Tidak
peduli itu pria maupun wanita, mayoritas dari kita mendambakan untuk dapat
memiliki pasangan hidup yang sesuai dengan keinginan kita, baik dari segi fisik
dan kepribadian hingga terkait hal-hal kecil seperti selera musik ataupun rasa
favorit terhadap makanan misalnya, sama-sama menyukai makanan pedas mungkin.

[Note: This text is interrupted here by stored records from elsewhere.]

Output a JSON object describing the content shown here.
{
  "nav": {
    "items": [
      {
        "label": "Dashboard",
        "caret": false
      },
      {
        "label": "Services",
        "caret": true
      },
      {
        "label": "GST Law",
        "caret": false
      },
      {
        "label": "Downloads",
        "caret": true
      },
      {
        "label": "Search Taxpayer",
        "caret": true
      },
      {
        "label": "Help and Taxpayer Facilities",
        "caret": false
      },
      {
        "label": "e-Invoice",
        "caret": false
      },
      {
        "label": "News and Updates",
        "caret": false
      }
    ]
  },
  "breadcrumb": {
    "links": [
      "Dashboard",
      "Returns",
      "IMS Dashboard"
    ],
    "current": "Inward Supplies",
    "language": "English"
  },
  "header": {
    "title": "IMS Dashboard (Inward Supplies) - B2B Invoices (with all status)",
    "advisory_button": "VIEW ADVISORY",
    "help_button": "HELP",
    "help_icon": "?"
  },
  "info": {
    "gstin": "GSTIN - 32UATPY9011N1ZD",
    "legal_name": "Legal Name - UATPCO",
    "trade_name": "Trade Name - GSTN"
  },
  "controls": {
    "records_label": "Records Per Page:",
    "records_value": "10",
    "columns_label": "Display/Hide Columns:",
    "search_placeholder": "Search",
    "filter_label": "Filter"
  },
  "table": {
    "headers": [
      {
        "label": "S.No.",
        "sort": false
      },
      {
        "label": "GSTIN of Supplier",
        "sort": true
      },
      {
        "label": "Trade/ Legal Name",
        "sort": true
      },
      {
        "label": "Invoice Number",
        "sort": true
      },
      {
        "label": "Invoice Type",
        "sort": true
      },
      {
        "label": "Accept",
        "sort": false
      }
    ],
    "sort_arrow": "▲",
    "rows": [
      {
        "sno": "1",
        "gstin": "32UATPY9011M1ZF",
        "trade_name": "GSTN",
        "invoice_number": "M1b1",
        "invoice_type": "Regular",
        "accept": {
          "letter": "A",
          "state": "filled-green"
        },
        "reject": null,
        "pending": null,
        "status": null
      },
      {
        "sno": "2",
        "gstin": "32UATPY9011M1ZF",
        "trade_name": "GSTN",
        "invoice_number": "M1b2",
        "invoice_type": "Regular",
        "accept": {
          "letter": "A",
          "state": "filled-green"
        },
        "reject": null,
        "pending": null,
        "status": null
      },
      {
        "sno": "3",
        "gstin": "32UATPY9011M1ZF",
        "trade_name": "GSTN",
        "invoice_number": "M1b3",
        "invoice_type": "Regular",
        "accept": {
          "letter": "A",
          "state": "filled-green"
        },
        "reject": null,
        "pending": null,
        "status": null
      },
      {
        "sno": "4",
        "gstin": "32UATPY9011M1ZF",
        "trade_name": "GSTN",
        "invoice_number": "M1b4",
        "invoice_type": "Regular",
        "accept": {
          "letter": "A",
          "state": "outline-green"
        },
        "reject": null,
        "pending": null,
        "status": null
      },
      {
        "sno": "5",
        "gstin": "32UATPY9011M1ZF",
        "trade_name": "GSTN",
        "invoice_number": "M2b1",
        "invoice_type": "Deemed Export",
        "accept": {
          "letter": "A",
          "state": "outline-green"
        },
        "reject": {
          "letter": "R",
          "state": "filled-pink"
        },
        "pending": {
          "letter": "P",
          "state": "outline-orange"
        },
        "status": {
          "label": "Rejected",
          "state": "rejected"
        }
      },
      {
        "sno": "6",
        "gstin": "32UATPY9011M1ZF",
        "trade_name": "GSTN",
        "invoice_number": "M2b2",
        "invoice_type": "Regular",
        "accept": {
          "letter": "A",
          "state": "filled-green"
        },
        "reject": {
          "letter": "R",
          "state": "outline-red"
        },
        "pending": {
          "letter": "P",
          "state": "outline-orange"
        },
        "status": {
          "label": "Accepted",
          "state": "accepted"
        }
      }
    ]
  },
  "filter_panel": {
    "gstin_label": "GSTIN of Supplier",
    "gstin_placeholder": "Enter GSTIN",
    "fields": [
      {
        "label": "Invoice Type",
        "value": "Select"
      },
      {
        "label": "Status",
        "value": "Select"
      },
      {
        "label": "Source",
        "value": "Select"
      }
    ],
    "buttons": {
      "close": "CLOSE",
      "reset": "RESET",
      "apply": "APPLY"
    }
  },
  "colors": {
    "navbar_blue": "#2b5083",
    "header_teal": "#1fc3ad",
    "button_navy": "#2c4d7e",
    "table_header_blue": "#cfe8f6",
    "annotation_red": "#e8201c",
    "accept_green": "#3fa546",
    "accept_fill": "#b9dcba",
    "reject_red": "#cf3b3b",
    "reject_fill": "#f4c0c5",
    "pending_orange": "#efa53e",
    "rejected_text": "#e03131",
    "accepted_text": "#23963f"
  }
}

Tapi di antara mayoritas tadi berapa banyak yang pada akhirnya berhasil
menemukan pasangan yang sepenuhnya sempurna seperti itu? Find perfect love? Apakah harus sempurna? Apakah makna dari cinta
adalah sebuah rasa yang sempurna? ‘The
Half of It’ : a simple but rich love story.
Ellie Chu (Leah Lewis)
merupakan wanita muda keturunan Chinese-American
yang terkenal di sekolahnya sebagai seorang siswa yang pintar, kemampuan yang
ia manfaatkan untuk menghasilkan uang dengan membantu teman-temannya
mengerjakan tugas. Namun di luar hal tersebut Ellie tidak populer, hal tersebut
karena Ellie memiliki sifat pemalu dan lebih senang menyendiri. Suatu ketika
hidup Ellie berubah ketika dia bertemu dengan Paul Munsky (Daniel Diemer), seorang atlit di sekolahnya.
Paul
meminta bantuan Ellie untuk menuliskan sebuah surat cinta kepada Aster Flores (Alexxis Lemirs). Paul suka
pada Aster meskipun dirinya juga tahu bahwa wanita dambaannya tersebut telah
memiliki kekasih, Trig Carson (Wolfgang
Novogratz), pria dari keluarga kaya raya yang terkenal seantero kota
Squahamish. Ellie menerima permintaan Paul namun celakanya bantuan yang ia
berikan tidak berhenti di menuliskan satu buah surat cinta saja, tanpa ia
sadari Ellie terlibat “terlalu jauh” di dalam usaha Paul untuk mendapatkan
cinta Aster.
Hal
yang membuat ‘The Half of It’ terasa
sangat berkesan adalah di balik presentasinya yang terasa klasik itu dalam
mendaur ulang formula romansa tentang percintaan remaja beranjak dewasa namun
di sisi lain ia juga sukses menjadi sebuah penggambaran tentang cinta dengan
berbagai pesan yang manis. Sutradara Alice
Wu tahu betul hal-hal apa yang ingin ia sampaikan di sini dan juga tahu
seperti apa cara yang ingin ia gunakan untuk bercerita. Terdapat berbagai isu
dan pesan tentang kehidupan di dalam ‘The
Half of It’ dan itu berhasil ditackle dengan baik oleh Alice Wu menggunakan
konflik percintaan yang sangat sederhana dan berawal dari upaya menyatakan
perasaan cinta.
Dari
kulit luarnya ini akan tampak seperti sebuah kisah romance dan benar adanya bahwa itu menjadi tiang utama cerita,
namun di dalamnya terdapat sebuah coming-of-age
drama berbalut komedi ringan yang mencoba menggiring isu tentang hidup dan
proses bertumbuh menjadi dewasa agar meraih atensi penonton. Permasalahan utama
yang dikembangkan dengan aksi saling berbalas surat itu ternyata kemudian
menjadi sebuah pintu masuk dan jalan bagi masing-masing karakter untuk “menemukan”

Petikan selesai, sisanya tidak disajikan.